The weather is terrible and yet there are masses of people everywhere. I hear someone complain that it “is like the New York State Fair”—the reply comes, “It’s Saturday.” I believe I made a huge mistake planning this outing. I’m doubly sure when we push our way into the pub at the Guy Fawkes Inn finding people stuffed in every corner, sitting, standing, leaning against the walls. The outside courtyard is full–it’s raining! I optimistically walk to the hostess stand. The young woman tells me, “It will just be a sec while we clean off the table.”
I spend the sec reading about Guy Fawkes. The first time I recall ever knowing of his existence was decades ago—sometime between the age of sixteen and twenty-six when I was a Thomas Hardy fan reading Return of the Native. I remember his name, the name of the heroine, Eustacia Vie, and bonfires on the moors. Now, many years later my education is complete—kind of. I’m not sure these images are the best to take with me to the lunch table.
The dining area of the pub is dark and cozy and comforting—just what I was hoping for. In England I don’t want new and shiny and glitzy—I want old and worn and warm. This inn is it! But I can’t believe they are already thinking Christmas.
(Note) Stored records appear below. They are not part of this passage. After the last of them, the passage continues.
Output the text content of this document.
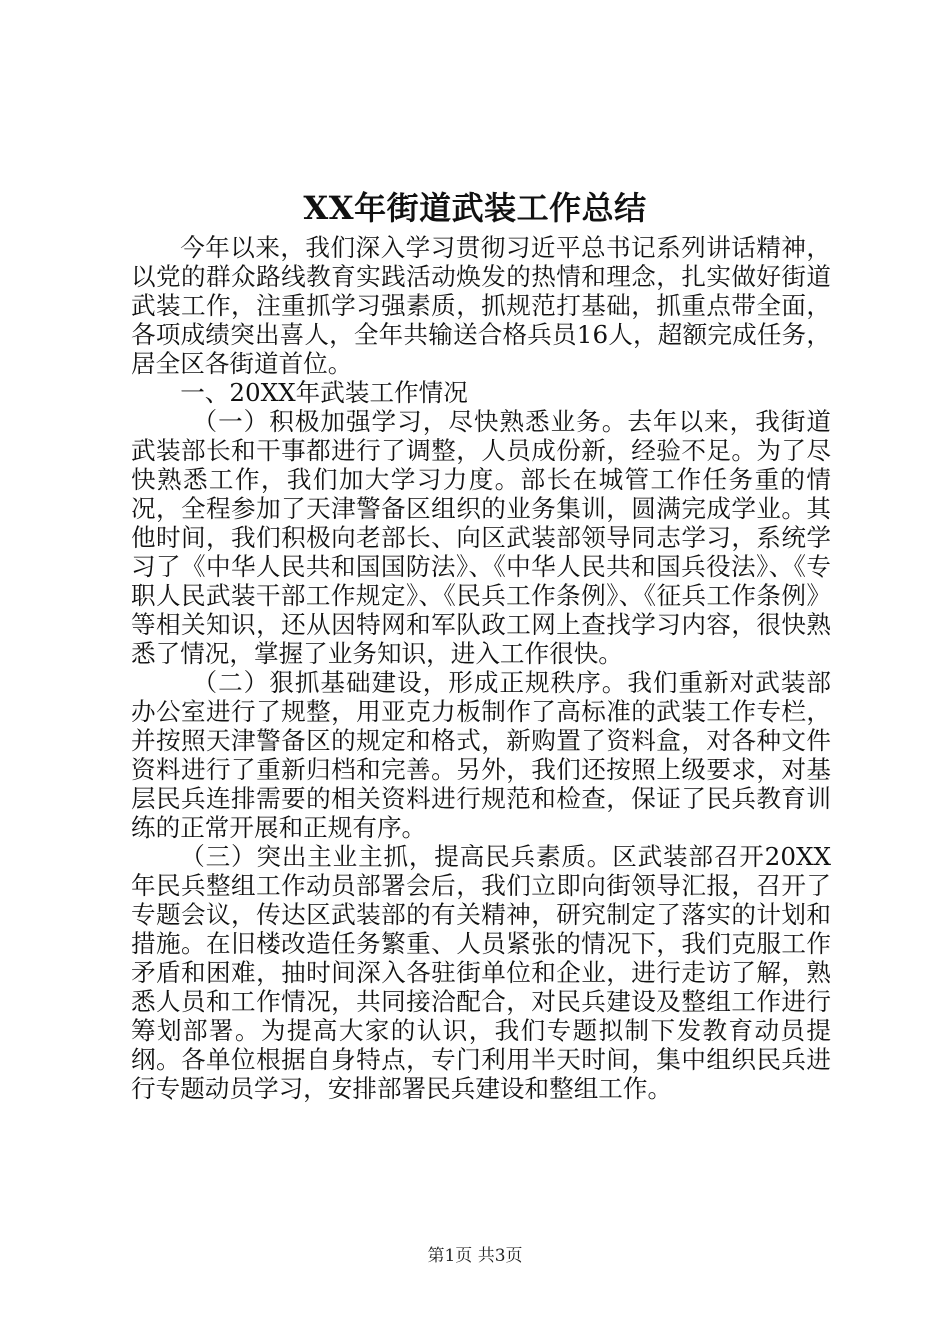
XX年街道武装工作总结

今年以来，我们深入学习贯彻习近平总书记系列讲话精神，以党的群众路线教育实践活动焕发的热情和理念，扎实做好街道武装工作，注重抓学习强素质，抓规范打基础，抓重点带全面，各项成绩突出喜人，全年共输送合格兵员16人，超额完成任务，居全区各街道首位。

一、20XX年武装工作情况

（一）积极加强学习，尽快熟悉业务。去年以来，我街道武装部长和干事都进行了调整，人员成份新，经验不足。为了尽快熟悉工作，我们加大学习力度。部长在城管工作任务重的情况，全程参加了天津警备区组织的业务集训，圆满完成学业。其他时间，我们积极向老部长、向区武装部领导同志学习，系统学习了《中华人民共和国国防法》、《中华人民共和国兵役法》、《专职人民武装干部工作规定》、《民兵工作条例》、《征兵工作条例》等相关知识，还从因特网和军队政工网上查找学习内容，很快熟悉了情况，掌握了业务知识，进入工作很快。

（二）狠抓基础建设，形成正规秩序。我们重新对武装部办公室进行了规整，用亚克力板制作了高标准的武装工作专栏，并按照天津警备区的规定和格式，新购置了资料盒，对各种文件资料进行了重新归档和完善。另外，我们还按照上级要求，对基层民兵连排需要的相关资料进行规范和检查，保证了民兵教育训练的正常开展和正规有序。

（三）突出主业主抓，提高民兵素质。区武装部召开20XX年民兵整组工作动员部署会后，我们立即向街领导汇报，召开了专题会议，传达区武装部的有关精神，研究制定了落实的计划和措施。在旧楼改造任务繁重、人员紧张的情况下，我们克服工作矛盾和困难，抽时间深入各驻街单位和企业，进行走访了解，熟悉人员和工作情况，共同接洽配合，对民兵建设及整组工作进行筹划部署。为提高大家的认识，我们专题拟制下发教育动员提纲。各单位根据自身特点，专门利用半天时间，集中组织民兵进行专题动员学习，安排部署民兵建设和整组工作。

第1页 共3页
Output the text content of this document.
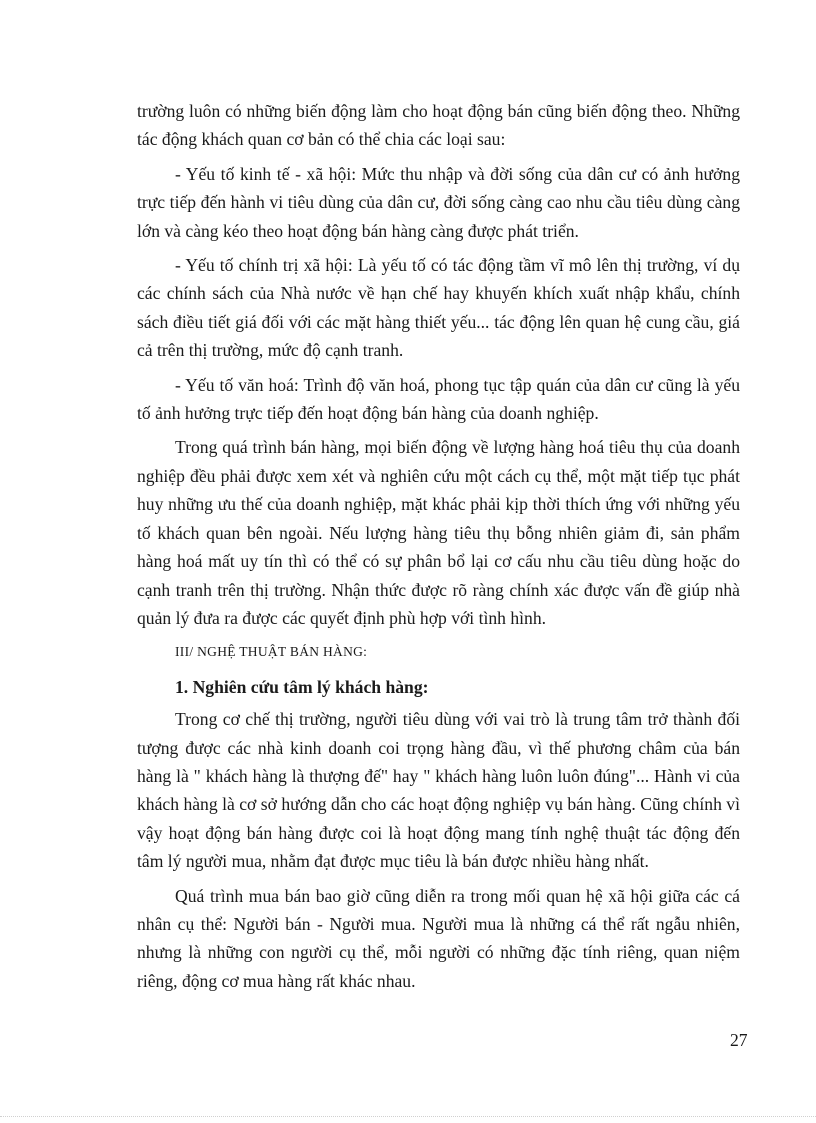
trường luôn có những biến động làm cho hoạt động bán cũng biến động theo. Những tác động khách quan cơ bản có thể chia các loại sau:

- Yếu tố kinh tế - xã hội: Mức thu nhập và đời sống của dân cư có ảnh hưởng trực tiếp đến hành vi tiêu dùng của dân cư, đời sống càng cao nhu cầu tiêu dùng càng lớn và càng kéo theo hoạt động bán hàng càng được phát triển.

- Yếu tố chính trị xã hội: Là yếu tố có tác động tầm vĩ mô lên thị trường, ví dụ các chính sách của Nhà nước về hạn chế hay khuyến khích xuất nhập khẩu, chính sách điều tiết giá đối với các mặt hàng thiết yếu... tác động lên quan hệ cung cầu, giá cả trên thị trường, mức độ cạnh tranh.

- Yếu tố văn hoá: Trình độ văn hoá, phong tục tập quán của dân cư cũng là yếu tố ảnh hưởng trực tiếp đến hoạt động bán hàng của doanh nghiệp.

Trong quá trình bán hàng, mọi biến động về lượng hàng hoá tiêu thụ của doanh nghiệp đều phải được xem xét và nghiên cứu một cách cụ thể, một mặt tiếp tục phát huy những ưu thế của doanh nghiệp, mặt khác phải kịp thời thích ứng với những yếu tố khách quan bên ngoài. Nếu lượng hàng tiêu thụ bỗng nhiên giảm đi, sản phẩm hàng hoá mất uy tín thì có thể có sự phân bổ lại cơ cấu nhu cầu tiêu dùng hoặc do cạnh tranh trên thị trường. Nhận thức được rõ ràng chính xác được vấn đề giúp nhà quản lý đưa ra được các quyết định phù hợp với tình hình.

III/ NGHỆ THUẬT BÁN HÀNG:

1. Nghiên cứu tâm lý khách hàng:

Trong cơ chế thị trường, người tiêu dùng với vai trò là trung tâm trở thành đối tượng được các nhà kinh doanh coi trọng hàng đầu, vì thế phương châm của bán hàng là " khách hàng là thượng đế" hay " khách hàng luôn luôn đúng"... Hành vi của khách hàng là cơ sở hướng dẫn cho các hoạt động nghiệp vụ bán hàng. Cũng chính vì vậy hoạt động bán hàng được coi là hoạt động mang tính nghệ thuật tác động đến tâm lý người mua, nhằm đạt được mục tiêu là bán được nhiều hàng nhất.

Quá trình mua bán bao giờ cũng diễn ra trong mối quan hệ xã hội giữa các cá nhân cụ thể: Người bán - Người mua. Người mua là những cá thể rất ngẫu nhiên, nhưng là những con người cụ thể, mỗi người có những đặc tính riêng, quan niệm riêng, động cơ mua hàng rất khác nhau.

27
Michael orders a beer. I order wine. When I’m told the steak and ale pie I desire for lunch will take a minimum of thirty minutes we ask for a small assortment of appetizers to occupy our time till lunch is served. The olives are my favorite—Castletrevano marinated in garlic, and the chunks of chorizo with roasted red pepper is delicious. The entrees live up to our expectations and are so generous in size that I can barely finish a third.
When we are the last couple left seated in the dining area we pay our lunch bill of £48 and ready ourselves to brave the elements—the crowds outweighing the weather.
…was part of a conspiracy to assassinate King James I and restore a Catholic monarch to the throne by blowing up parliament. The conspirators leased an undercroft beneath the House of Lords, and Fawkes was placed in charge of the gunpowder they stockpiled there. Authorities were alerted to the plot and found Fawkes guarding the explosives. He was questioned and tortured and eventually confessed. Immediately before his execution he fell from the scaffold where he was to be hanged and broke his neck, avoiding the agony of the mutilation that followed.
Fawkes became synonymous with the Gunpowder Plot, the failure of which has been commemorated in Britain since 5 November 1605. His effigy is traditionally burned on a bonfire, commonly accompanied by a fireworks display.
Traitors were hanged, almost to the point of death, the mutilated by drawing and quartering.